Even though I possess most of the skills listed above, I have always been daunted by the requirements needed to become proficient as a machine learning engineer. However, I found out about the new iteration of Alexey Grigorev’s Machine Learning Zoomcamp and decided to take the opportunity to have a paced, weekly progression into this field. I was mostly interested in the deep learning and deployment side, since that is where my most of background was lacking. The course is mainly focused on delivering enough theory to achieve a working understanding of machine learning, and implements a very hands-on approach to the topic. It also has the benefit of a large community on Slack that anyone can sign up to, a Google docs FAQ, some Q&A sessions on YouTube (for 2023) where you can interact with instructors and get immediate answers to your questions, and also a Telegram channel with Machine Learning Zoomcamp course announcements.

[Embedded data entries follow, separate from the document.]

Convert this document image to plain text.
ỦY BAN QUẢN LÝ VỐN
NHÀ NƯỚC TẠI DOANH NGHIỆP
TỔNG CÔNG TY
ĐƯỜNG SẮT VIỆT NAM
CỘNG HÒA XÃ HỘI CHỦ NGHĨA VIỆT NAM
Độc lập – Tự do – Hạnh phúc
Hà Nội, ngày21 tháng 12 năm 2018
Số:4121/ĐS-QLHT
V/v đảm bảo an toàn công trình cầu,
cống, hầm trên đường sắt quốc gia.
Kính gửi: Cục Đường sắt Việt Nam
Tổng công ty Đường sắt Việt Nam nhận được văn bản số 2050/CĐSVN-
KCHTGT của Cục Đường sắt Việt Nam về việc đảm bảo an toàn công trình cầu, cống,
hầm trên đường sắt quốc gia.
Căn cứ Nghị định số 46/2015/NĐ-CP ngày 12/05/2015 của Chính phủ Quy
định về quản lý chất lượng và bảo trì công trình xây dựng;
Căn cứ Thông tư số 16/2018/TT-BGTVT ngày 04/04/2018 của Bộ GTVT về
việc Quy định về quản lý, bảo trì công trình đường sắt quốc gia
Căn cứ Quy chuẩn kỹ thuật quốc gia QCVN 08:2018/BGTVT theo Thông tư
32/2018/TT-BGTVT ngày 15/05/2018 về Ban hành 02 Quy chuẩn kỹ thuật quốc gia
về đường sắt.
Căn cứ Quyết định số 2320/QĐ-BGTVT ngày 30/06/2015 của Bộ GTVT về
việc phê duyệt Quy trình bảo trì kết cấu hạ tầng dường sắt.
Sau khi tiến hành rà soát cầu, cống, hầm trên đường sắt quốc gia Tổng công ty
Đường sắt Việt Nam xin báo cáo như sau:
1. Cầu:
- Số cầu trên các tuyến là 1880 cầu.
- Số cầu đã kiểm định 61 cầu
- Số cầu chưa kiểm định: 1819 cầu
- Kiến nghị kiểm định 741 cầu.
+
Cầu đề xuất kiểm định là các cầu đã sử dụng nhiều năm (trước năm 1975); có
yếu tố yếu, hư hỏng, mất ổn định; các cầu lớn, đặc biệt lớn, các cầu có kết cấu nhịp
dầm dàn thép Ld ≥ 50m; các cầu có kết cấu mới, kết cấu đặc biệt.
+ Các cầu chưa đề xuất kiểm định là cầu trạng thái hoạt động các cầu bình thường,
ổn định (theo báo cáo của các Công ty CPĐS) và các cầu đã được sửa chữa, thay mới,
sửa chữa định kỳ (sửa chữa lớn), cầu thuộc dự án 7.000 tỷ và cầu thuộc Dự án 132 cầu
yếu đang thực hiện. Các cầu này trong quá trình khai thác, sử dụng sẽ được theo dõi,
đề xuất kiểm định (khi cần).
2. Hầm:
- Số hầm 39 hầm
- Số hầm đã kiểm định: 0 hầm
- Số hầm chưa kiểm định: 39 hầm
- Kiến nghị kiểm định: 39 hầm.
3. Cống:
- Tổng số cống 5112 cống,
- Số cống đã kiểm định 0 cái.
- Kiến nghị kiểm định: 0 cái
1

There are many other courses out there that do a much better job in explaining the theory, as such Andrew Ng’s great Machine Learning Specialization Coursera course, but many times I find that the nitty-gritty side of machine learning is just as important, in my option at least. However I will say that in one of the first lessons of the Machine Learning Zoomcamp, which are available on the DataTalks.clubs YouTube channel, there was one explanation showing a different use of regularization in linear regression for cases of very similar data inputs, possibly due to data collection from a faulty sensor, that I found very interesting and surprising. It showed another use for regularization beyond just for the case of model overfitting.

Participants are required to complete two projects for the course. Even though participants are strongly encouraged to undertake weekly homeworks, there are not required to obtain a certification of course completion. The part I found the most challenging was the second part of the course on deep learning and deployment. I would add that the deep learning homework to create a new convolutional neural network (CNN) modifying a previous neural network, took me quite a lot to complete. The second part of the Machine Learning Zoomcamp takes inspiration from the Stanford course on Computer Vision ( CS231n: Deep Learning for Computer Vision), and Alexey suggests that this is an excellent course to learn from if one is interested in developing deep-learning computer vision skills. There are other courses on the internet which have a very accommodating approach in teaching deep learning, such as Jeremy Howard’s Practical Deep Learning for Coders course at fast.ai. I think I may confront this course once I’m done with the Machine Learning Zoomcamp.

Overall I have to say that the course, even though it is an introduction to the field, has giving me more confidence to confront other similar courses, and try to tackle some projects that employ deep learning. Specifically, there is already a Kaggle machine learning project in natural language processing to challenge participants to accurately match questions with their correct answers that I would be very interested in doing. My homework and projects for the Machine Learning Zoomcamp are on my GitHub repository. Enjoy!